Chives are always one of the first plants to break ground in my garden. I can’t count the number of years I saw their green shoots peeking through the snow. Even late season snowfalls don’t set them back. Conversely, in the fall they are one of the last, if not the last, garden plant to succumb to frost.

The use of chives is first documented by the ancient Chinese back in 3000 BC. Marco Polo is credited with bringing them back to Italy from the Orient. Roman armies helped to spread them across the rest of Europe. Chives now grow wild throughout most of the Northern Hemisphere.

A member of the onion family, chives are a hardy perennial known as Allium shoenoprasum.  They are thought to originate in Siberia and the temperate regions of Southeast Asia.

There’s also garlic flavored chives, Allium tuberosum. It’s easy to tell regular chives and garlic chives apart: regular chives have round, hollow leaves and their light lavender flowers bloom in spring; garlic chives have flat leaves and their white flowers bloom in fall.

The easiest way to grow chives is to dig up a clump, break it apart, and plant the parts separately. Virtually any gardener who has chives will be more than happy to donate a clump of chives to a budding gardener.

If you want to start them from seed, toss a small handfull into a 3 inch by 3 inch square of your garden. Water well. In a week or so you’ll notice slightly thick, grass-like shoots. During its first summer, cut chives sparsely so most of its energy is put into growing a strong root system. Cover them with leaves or straw their first winter, although they probably will live without it.

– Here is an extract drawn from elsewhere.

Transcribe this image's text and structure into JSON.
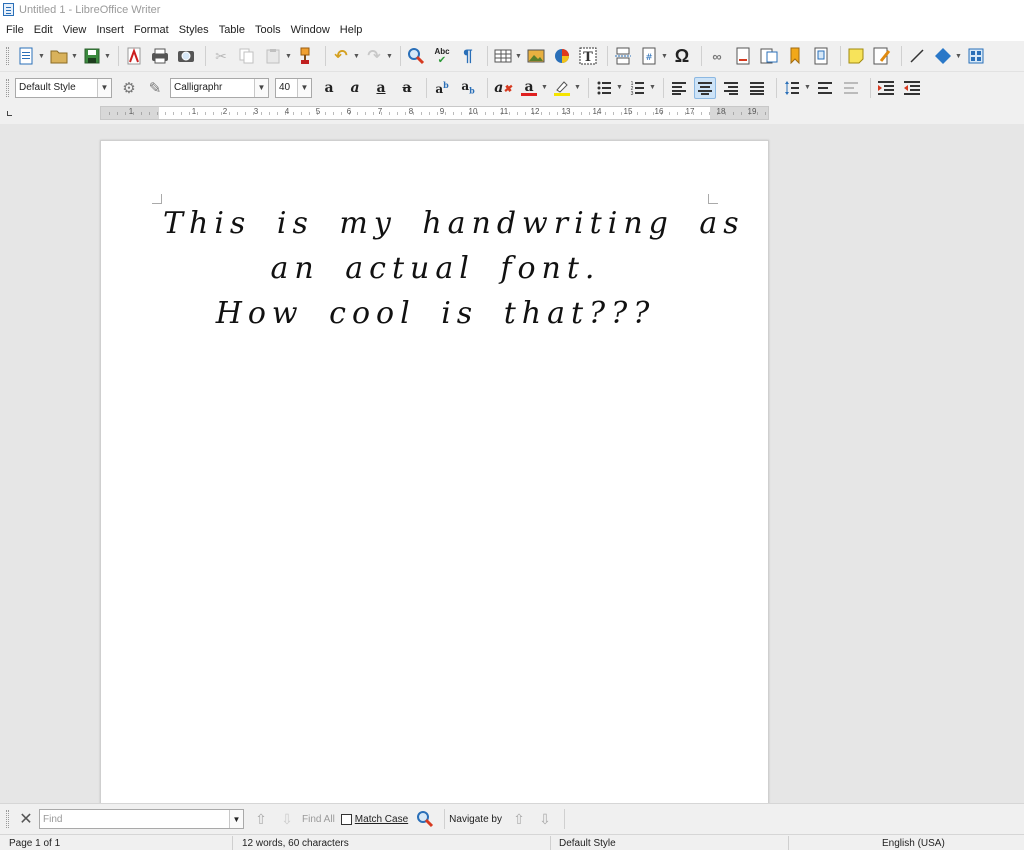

They bloom in mid to late spring on erect stalks that hold the blooms above the rosette of leaves. Their light lavender flowers are actually many little flowers radiating out from a central point.

The flowers are edible. They have a rather strong onion taste, so pull the small, individual “flowers” off and toss them into spring salads.

Chives are such a perfect finishing touch to so many dishes, I don’t think I can name them all. Their mild onion flavor is almost never overpowering, if used with a light touch. Sprinkle on salads, or garnish a bowl of soup. Mix with cottage cheese and allow the flavors to blend overnight. Ditto for cream cheese. And let’s not forget the classic sour cream and chives baked potato.

Chives freeze well. Chop or snip them into small pieces and toss in a zip lock plastic bag. The pieces don’t stick together when frozen, so you can just grab what you need.

Once you grow fresh chives, you’ll always grow them. Every year when they come up I imagine our ancestors eagerly looking forward to their first fresh greens of spring. In many cases it may well have been chives.

What a way to wake up your tastebuds after a long winter.